Despite the initial challenges related to the pandemic, Honey’s Kettle Fried Chicken's ghost kitchen expansion plans are moving forward as anticipated. Now, after 20 years in business, Williams has finally opened up his second location, a ghost kitchen in Downtown Los Angeles, with a second virtual kitchen to follow in Hollywood this August.
Aptly named Honey Drop Kitchens, these ghost kitchens will feature a more limited menu of Honey’s Kettle Fried Chicken favorites (for example, with rice instead of mashed potatoes because rice can be made quicker and in bulk more easily) and will expand Honey’s Kettle Fried Chicken delivery zone to six miles. Other new menu highlights to the virtual restaurants include the Biscuit Bake, with chicken, eggs, and sausage baked into a biscuit. While the average check at the original restaurant is $25 per person, the Honey Drop Kitchens could differ on average guest check.
Calling the two new ghost kitchen locations “relief valves” for the increasing popularity and demand of his original Culver City brick and mortar restaurant, Williams said that the pandemic made it ever clearer to him that virtual restaurants were the future for an industry that had so much to risk and to lose during times of crisis, and even when navigating the "normal" challenges of business operations.
“The benefit [of the virtual kitchens] was to be able to have further reach without putting in incredible investment and taking a huge risk,” Williams said. “I can’t imagine being in the middle of a hugely expensive project when something like COVID hits.”
He added that it was a no-brainer in terms of time and money investment because while building out a brick and mortar location could cost $1 million and 18+ months to get going, they could rent out space in a co-op ghost kitchen for a fraction of the cost and be up and running within 60 days.
This strategy won’t just be limited to the two new virtual restaurants that are opening this summer, however. Williams plans to expand Honey’s Kettle Fried Chicken to new cities and markets throughout Southern California and Arizona over the next five years. In each new city and area that they expand to, Williams said, he will purchase (instead of rent out) a storefront and build a physical flagship location to anchor their presence. Then, he will open up virtual ghost kitchens to fan out and expand the delivery and pickup capabilities of the first physical location.

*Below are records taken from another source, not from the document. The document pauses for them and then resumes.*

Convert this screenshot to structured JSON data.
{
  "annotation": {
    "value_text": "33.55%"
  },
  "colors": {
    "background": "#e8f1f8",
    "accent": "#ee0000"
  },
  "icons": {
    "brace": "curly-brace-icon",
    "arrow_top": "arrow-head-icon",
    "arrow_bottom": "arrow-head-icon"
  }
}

“Once we get our roots in the ground through these virtual kitchens, we will march right on forward,” Williams said. “We are opening these places off a credit card because it simply does not take the same type of capital and investment as it does with traditional brick and mortar. We want to take advantage of this tsunami of a situation and make the enemy our friend in order to really take off as a company.”
Williams said that in the future, he sees Honey’s Kettle Fried Chicken as a national brand with a virtual presence similar to Amazon: if you want to order their fried chicken and other comfort food you’ll be able to (in most places) get it delivered straight to your door without having to actually live near one of their restaurants.
For a one-unit restaurant, his plans may seem “pie in the sky" for now, but Williams is confident in his vision: He said that the fact that as restrictions began to lift, the line for fried chicken at Honey’s Kettle Fried Chicken has oftentimes stretched a block and a half long, is proof that they have outgrown operating just one unit. It has been difficult just to keep up with demand, Williams said.
“I don’t think of us as just a restaurant,” he said. “We’re a food production facility and we produce food by the ton.”